Foto: Republika/Lilis Sri Handayani
Hasil tangkapan yang didaratkan di TPI tersebut mencapai rata-rata 50 ton per hari.

REPUBLIKA.CO.ID,INDRAMAYU -- Produksi ikan yang dihasilkan nelayan asal Kabupaten Indramayu dan didaratkan di tempat pelelangan ikan (TPI) Desa Karangsong, Kecamatan/Kabupaten Indramayu, selama ini sangat tinggi. Sebagai contoh, pada Oktober 2021, hasil tangkapan nelayan yang didaratkan di TPI tersebut mencapai rata-rata 50 ton per hari. Besaran produksi itu setara dengan nilai sekitar Rp 900 juta per hari.

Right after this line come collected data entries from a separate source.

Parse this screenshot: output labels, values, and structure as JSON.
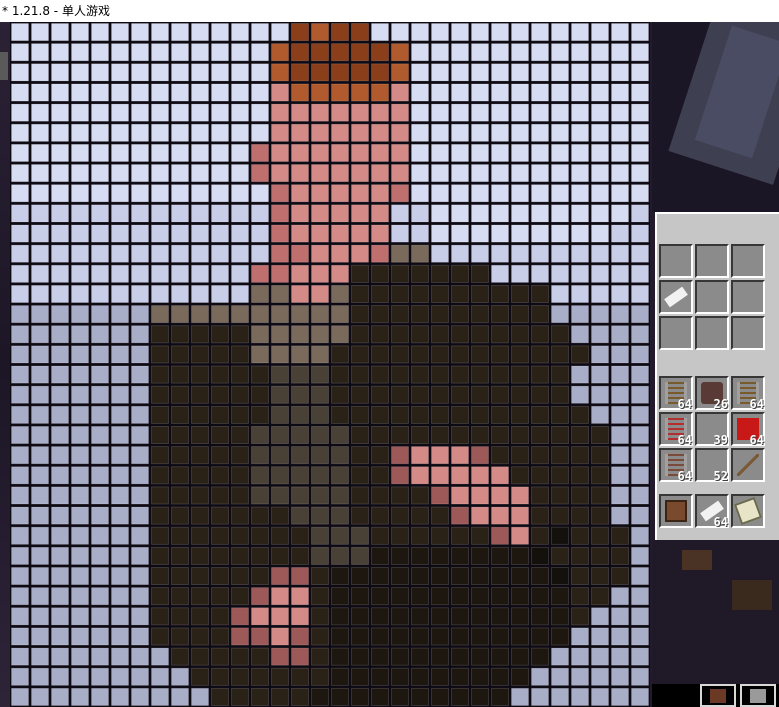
{
  "window": {
    "title": "* 1.21.8 - 单人游戏"
  },
  "mosaic": {
    "rows": 34,
    "cols": 32,
    "palette": {
      "s": "#c8cde8",
      "S": "#d6dcf2",
      "l": "#a9aec8",
      "p": "#c06f6f",
      "P": "#d48a86",
      "o": "#b15a2e",
      "O": "#8a3f1a",
      "d": "#2a2117",
      "D": "#1d170f",
      "g": "#4a4136",
      "m": "#7a6a5c",
      "r": "#9d5858",
      "k": "#14110c"
    },
    "grid": [
      "SSSSSSSSSSSSSSOoOOSSSSSSSSSSSSSS",
      "SSSSSSSSSSSSSoOOOOOoSSSSSSSSSSSS",
      "SSSSSSSSSSSSSoOOOOOoSSSSSSSSSSSS",
      "SSSSSSSSSSSSSPoooooPSSSSSSSSSSSS",
      "SSSSSSSSSSSSSPPPPPPPSSSSSSSSSSSS",
      "SSSSSSSSSSSSSPPPPPPPSSSSSSSSSSSS",
      "SSSSSSSSSSSSpPPPPPPPSSSSSSSSSSSS",
      "SSSSSSSSSSSSpPPPPPPPSSSSSSSSSSSS",
      "SSSSSSSSSSSSSpPPPPPpSSSSSSSSSSSS",
      "ssssssssssssspPPPPPssSSSSSSSSSSs",
      "ssssssssssssspPPPPPssSSSSSSSSSss",
      "sssssssssssssppPPPpmmssssssssss",
      "ssssssssssssppPPPdddddddssssssss",
      "ssssssssssssmmPPmddddddddddsssss",
      "lllllllmmmmmmmmmmddddddddddlllll",
      "llllllldddddmmmmmdddddddddddllll",
      "llllllldddddmmmmdddddddddddddlll",
      "lllllllddddddgggddddddddddddllll",
      "lllllllddddddgggddddddddddddllll",
      "lllllllddddddgggdddddddddddddlll",
      "llllllldddddgggggdddddddddddddll",
      "llllllldddddgggggddrPPPrddddddll",
      "llllllldddddgggggddrPPPPPdddddll",
      "llllllldddddgggggddddrPPPPddddll",
      "llllllldddddddgggdddddrPPPddddll",
      "lllllllddddddddgggddddddrPdkdddl",
      "lllllllddddddddgggDDDDDDDDkddddl",
      "lllllllddddddrrdDDDDDDDDDDDkdddl",
      "llllllldddddrPPdDDDDDDDDDDDDddll",
      "lllllllddddrPPPdDDDDDDDDDDDDdlll",
      "lllllllddddrrPrdDDDDDDDDDDDDllll",
      "lllllllldddddrrdDDDDDDDDDDDlllll",
      "llllllllldddddddDDDDDDDDDDllllll",
      "lllllllllldddddDDDDDDDDDDlllllll"
    ]
  },
  "panel": {
    "grid_slots": [
      {
        "item": "empty"
      },
      {
        "item": "empty"
      },
      {
        "item": "empty"
      },
      {
        "item": "paper-icon"
      },
      {
        "item": "empty"
      },
      {
        "item": "empty"
      },
      {
        "item": "empty"
      },
      {
        "item": "empty"
      },
      {
        "item": "empty"
      }
    ],
    "inventory": [
      {
        "item": "rail-icon",
        "count": "64"
      },
      {
        "item": "redstone-block-icon",
        "count": "26"
      },
      {
        "item": "rail-icon",
        "count": "64"
      },
      {
        "item": "powered-rail-icon",
        "count": "64"
      },
      {
        "item": "empty",
        "count": "39"
      },
      {
        "item": "redstone-icon",
        "count": "64"
      },
      {
        "item": "detector-rail-icon",
        "count": "64"
      },
      {
        "item": "empty",
        "count": "52"
      },
      {
        "item": "fishing-rod-icon",
        "count": ""
      }
    ],
    "hotbar_row": [
      {
        "item": "note-block-icon",
        "count": ""
      },
      {
        "item": "paper-icon",
        "count": "64"
      },
      {
        "item": "map-icon",
        "count": ""
      }
    ]
  },
  "colors": {
    "panel_bg": "#c6c6c6",
    "slot_bg": "#8b8b8b",
    "slot_dark": "#373737",
    "slot_light": "#ffffff"
  }
}
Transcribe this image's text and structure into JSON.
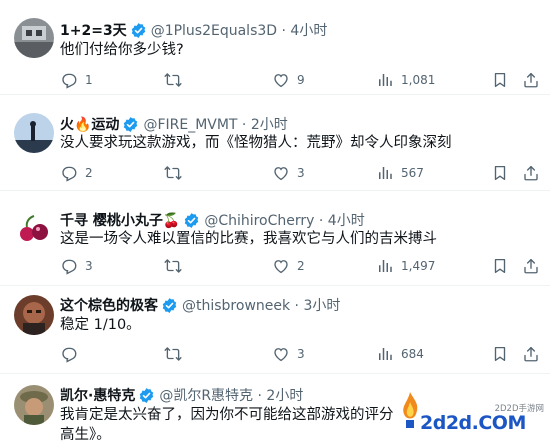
{
  "tweets": [
    {
      "name": "1+2=3天",
      "handle": "@1Plus2Equals3D · 4小时",
      "text": "他们付给你多少钱?",
      "replies": "1",
      "retweets": "",
      "likes": "9",
      "views": "1,081"
    },
    {
      "name": "火🔥运动",
      "handle": "@FIRE_MVMT · 2小时",
      "text": "没人要求玩这款游戏，而《怪物猎人：荒野》却令人印象深刻",
      "replies": "2",
      "retweets": "",
      "likes": "3",
      "views": "567"
    },
    {
      "name": "千寻 樱桃小丸子🍒",
      "handle": "@ChihiroCherry · 4小时",
      "text": "这是一场令人难以置信的比赛，我喜欢它与人们的吉米搏斗",
      "replies": "3",
      "retweets": "",
      "likes": "2",
      "views": "1,497"
    },
    {
      "name": "这个棕色的极客",
      "handle": "@thisbrowneek · 3小时",
      "text": "稳定 1/10。",
      "replies": "",
      "retweets": "",
      "likes": "3",
      "views": "684"
    },
    {
      "name": "凯尔·惠特克",
      "handle": "@凯尔R惠特克 · 2小时",
      "text": "我肯定是太兴奋了，因为你不可能给这部游戏的评分高生》。",
      "replies": "",
      "retweets": "",
      "likes": "",
      "views": ""
    }
  ],
  "watermark": {
    "small": "2D2D手游网",
    "big": "2d2d.COM"
  },
  "colors": {
    "text": "#0f1419",
    "secondary": "#536471",
    "verified": "#1d9bf0",
    "divider": "#eff3f4"
  },
  "icons": [
    "reply-icon",
    "retweet-icon",
    "like-icon",
    "views-icon",
    "bookmark-icon",
    "share-icon",
    "verified-badge-icon"
  ]
}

Ikan tersebut ditangkap dari berbagai perairan di Indonesia, seperti perairan Jawa, Kalimantan, Sumatera dan Papua. Ada ratusan kapal di Desa Karangsong yang biasa berlayar hingga berbulan-bulan lamanya. Setiap kapal, rata-rata mempekerjakan 15 orang nelayan yang menjadi anak buah kapal (ABK).

Para ABK itu sebagian sudah didaftarkan oleh juragan kapal mereka ke BPJS Ketenagakerjaan. Berdasarkan data dari Kantor BPJS Ketenagakerjaan Cabang Indramayu, dari 9.300 pekerja informal yang menjadi peserta BPJS Ketenagakerjaan, sekitar 4 ribu orang di antaranya merupakan nelayan. Dengan menjadi peserta BPJS Ketenagakerjaan, para ABK merasa lebih tenang dan terlindungi meski bekerja dengan risiko tinggi di lautan.